Our second reading testifies to the fact that in the first century
people were complaining about the delay
of the world’s final redemption,
and I suspect that those same people complained
that their ox carts ran too slow
and their crops took too long to grow.

We find patience difficult because patience is hard;
indeed, the word "patience" comes from the Latin patior,
which means "to suffer."
We don’t like being patient because we don’t like to suffer.
But patience is precisely what we need
to live in the "not yet."
It is the form that faithfulness takes
as we await the new heavens and the new earth.
It is a faithfulness that allows God to act
according to God’s own schedule,
in our world and in each one of our lives.
It is what allows us to take action to make our world
a better place and ourselves better people
while allowing the fruits of our actions
to remain in hands of God,
who judges our actions and our lives
in terms of faithfulness and not results.

And so in this Advent season
we should try to cultivate patience.
We should let this season of spiritual anticipation
become a time in which we strive to live
with all of the "not yets" in our world.
I would make one concrete suggestions.
Our patience, our faithfulness,
is founded on God’s patience and God’s faithfulness.
Our second reading tells us
that what we perceive as the delay of God’s promise
is in fact God being patient with us,
God giving us time to change,
so that we can live joyfully in God’s kingdom.

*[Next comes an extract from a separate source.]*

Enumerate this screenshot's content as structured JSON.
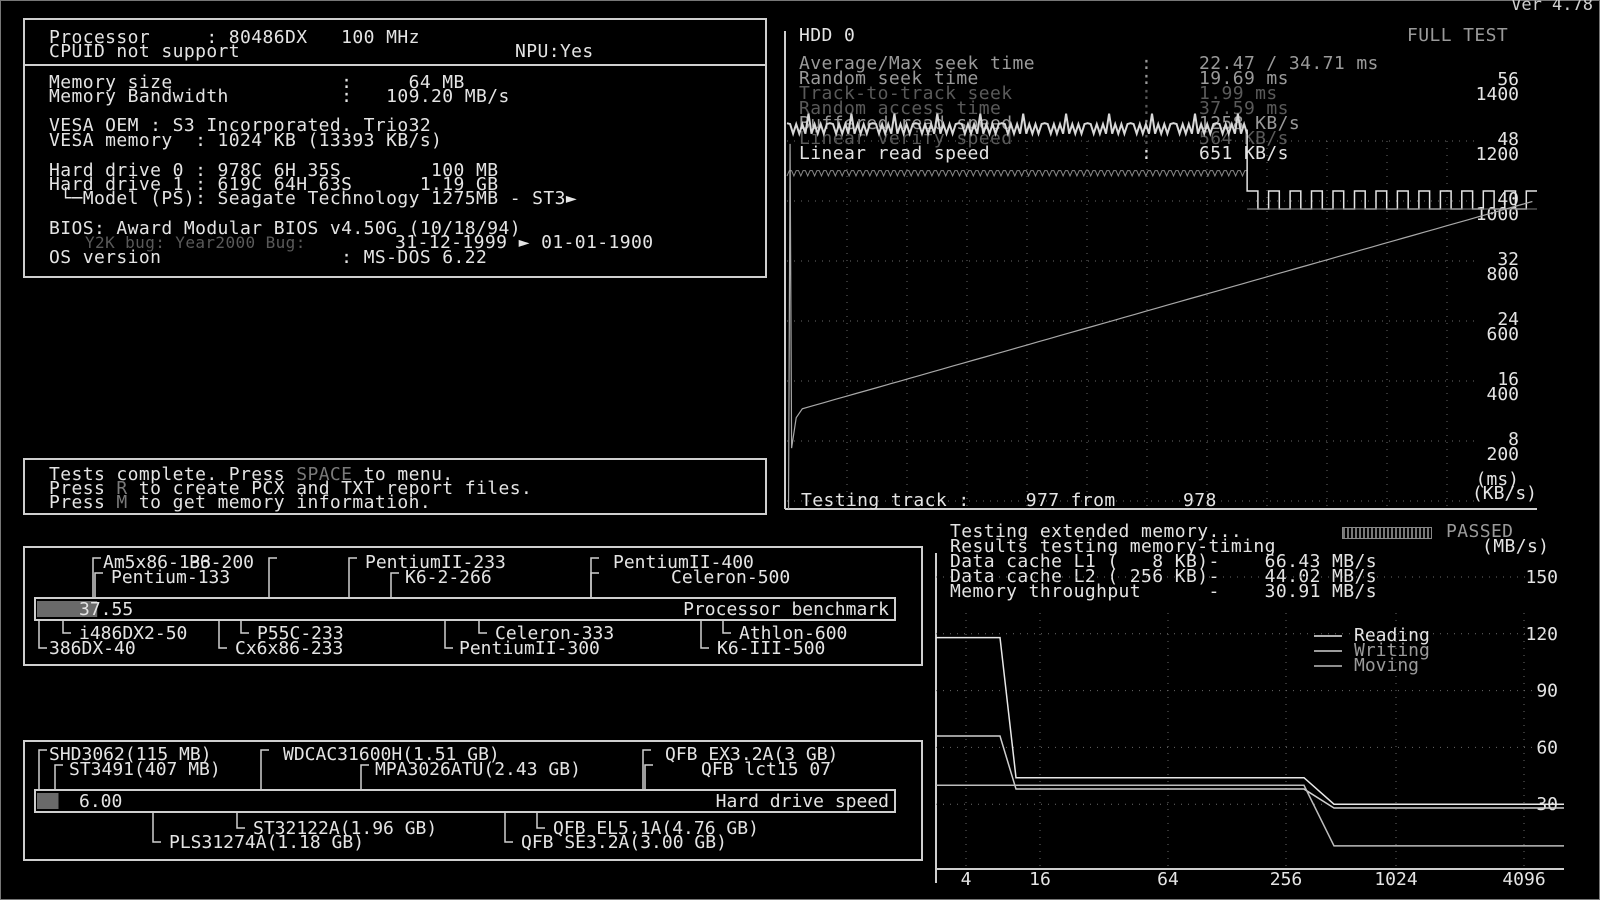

As we try to be patient with God,
we must recognize that God is the source of all patience,
and so our cultivation of patience
must involve prayer, asking God for the gift of patience.
One way to cultivate patience is to make the world stop
by taking time each day, even if only five minutes, to pray.
And in your prayer, ask God for a share in God’s patience.
Ask God to enable you to see yourself and others
through God’s eyes,
those eyes for which a thousand years are but a day,
those eyes of infinite patience.
And then listen.
Listen for the glad tiding that are already here,
listen for God’s word of comfort,
spoken tenderly to you and to our world.
And then speak:
become the voice that cries, like John the Baptist,
"make straight in the wasteland a highway for our God."
Become the one through whom God speaks
words of comfort to a world in exile.

Ask. . . listen. . . speak.
Then the glory of the Lord shall be revealed.